Closed storopoli closed 2 years ago

storopoli commented 2 years ago

Ok, this is a big PR. 50% of the package was done in this PR.

Mainly it implements everything for specifying and sampling models using @formula macro that do not have random-effects, i.e. the (1 | group), (x1 | group) or (1 + x1 | group) terms inside the @formula.

Implemented likelihoods:

  1. normal
  2. student-t
  3. bernoulli
  4. poisson
  5. negative binomial

Datasets in data/

I am also adding 3 datasets from stan-dev/rstanarm:

  1. kidiq
  2. wells
  3. roaches

Their license is GPL-3. They are used extensively in tutorials(see storopoli/Bayesian-Julia and also Gelman & Hill (2007), Gelman et al. (2013) (the BDA), Gelman et al. (2020) (RoS).

I know that @rikhuijzer hates data being hard-coded into a package but they are very small and are used for tests and tutorials (not implement yet, but in the roadmap)

The turing_model docstring deserves extra attention.

Relates to #2.

@yebai feel free to review or ask for others to review.

rikhuijzer commented 2 years ago

I know that @rikhuijzer hates data being hard-coded into a package but they are very small and are used for tests and tutorials (not implement yet, but in the roadmap)

But the drawbacks from Artifacts are negligible.

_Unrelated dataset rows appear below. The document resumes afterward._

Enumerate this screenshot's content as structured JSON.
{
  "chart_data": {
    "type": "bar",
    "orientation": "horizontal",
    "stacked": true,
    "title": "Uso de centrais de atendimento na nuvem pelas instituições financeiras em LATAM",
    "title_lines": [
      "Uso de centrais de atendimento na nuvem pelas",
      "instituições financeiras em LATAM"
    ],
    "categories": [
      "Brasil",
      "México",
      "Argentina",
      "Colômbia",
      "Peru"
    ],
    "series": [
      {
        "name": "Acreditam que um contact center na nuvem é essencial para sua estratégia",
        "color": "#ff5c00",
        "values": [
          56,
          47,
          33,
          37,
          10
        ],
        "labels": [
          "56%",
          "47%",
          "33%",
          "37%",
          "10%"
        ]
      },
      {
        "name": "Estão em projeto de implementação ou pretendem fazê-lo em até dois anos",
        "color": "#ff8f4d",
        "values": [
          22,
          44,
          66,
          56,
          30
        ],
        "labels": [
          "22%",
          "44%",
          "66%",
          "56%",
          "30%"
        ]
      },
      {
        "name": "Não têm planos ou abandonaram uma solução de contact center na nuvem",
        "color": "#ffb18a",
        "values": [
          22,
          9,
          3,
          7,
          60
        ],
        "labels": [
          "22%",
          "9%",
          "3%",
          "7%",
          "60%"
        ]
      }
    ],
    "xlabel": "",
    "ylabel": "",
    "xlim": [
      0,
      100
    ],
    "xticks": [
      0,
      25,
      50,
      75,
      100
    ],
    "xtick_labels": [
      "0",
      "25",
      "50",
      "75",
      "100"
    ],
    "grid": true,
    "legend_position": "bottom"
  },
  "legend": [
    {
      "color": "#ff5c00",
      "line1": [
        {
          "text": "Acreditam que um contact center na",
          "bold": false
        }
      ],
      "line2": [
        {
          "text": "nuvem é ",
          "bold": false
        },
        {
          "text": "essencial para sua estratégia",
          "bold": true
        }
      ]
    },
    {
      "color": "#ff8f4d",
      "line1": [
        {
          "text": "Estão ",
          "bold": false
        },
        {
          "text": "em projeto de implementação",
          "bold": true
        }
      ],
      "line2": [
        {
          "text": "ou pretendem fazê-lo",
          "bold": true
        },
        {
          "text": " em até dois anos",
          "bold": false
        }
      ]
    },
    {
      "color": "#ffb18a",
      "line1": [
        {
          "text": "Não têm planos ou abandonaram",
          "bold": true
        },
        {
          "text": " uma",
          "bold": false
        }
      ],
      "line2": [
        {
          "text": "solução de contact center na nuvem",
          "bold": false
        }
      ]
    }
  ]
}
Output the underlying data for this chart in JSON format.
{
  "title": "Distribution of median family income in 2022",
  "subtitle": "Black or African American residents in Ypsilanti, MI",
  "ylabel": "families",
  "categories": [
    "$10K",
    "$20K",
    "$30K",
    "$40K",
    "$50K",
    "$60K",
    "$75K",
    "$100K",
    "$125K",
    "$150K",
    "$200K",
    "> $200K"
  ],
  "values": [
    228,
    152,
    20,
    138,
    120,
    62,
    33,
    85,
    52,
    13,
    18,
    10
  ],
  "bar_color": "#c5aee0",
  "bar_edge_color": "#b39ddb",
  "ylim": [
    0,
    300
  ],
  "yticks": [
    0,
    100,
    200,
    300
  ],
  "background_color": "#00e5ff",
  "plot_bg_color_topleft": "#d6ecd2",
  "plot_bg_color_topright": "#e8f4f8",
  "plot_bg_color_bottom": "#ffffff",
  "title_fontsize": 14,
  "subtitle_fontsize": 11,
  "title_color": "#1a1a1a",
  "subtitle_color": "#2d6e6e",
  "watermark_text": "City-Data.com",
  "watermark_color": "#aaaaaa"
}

It could be something like

function dataset(name::AbstractString)
     path = ""
     if name == "roaches"
           path = joinpath(Artifacts"roaches", "roaches.csv")
    elseif ...
    end
    return read_data(path)
end

It's easier than it looks: https://pkgdocs.julialang.org/v1/artifacts/. It clutters the diff less, makes switching to a newer version of the dataset easier, you even have to handle paths slightly less yourself because you can just say joinpath(Artifact"roaches", "roaches.csv") and it makes adding larger datasets in the same way at a later moment possible.

storopoli commented 2 years ago

Things to do:

storopoli commented 2 years ago

Ready to review again. I could not implement easily turing_code function because I need to figure how to parse the Prior structs DefaultPrior CustomPrior to be displayed in the turing_code function. I think we should leave this for the 0.2.0 release or future releases.

The whole turing_model API for non-hierarchical models is done. I've created a custom type for the likelihood called Model. I had to be creative with the naming to avoid conflicts with the Distributions.jl types because we need them in the namespace for users to specify custom priors.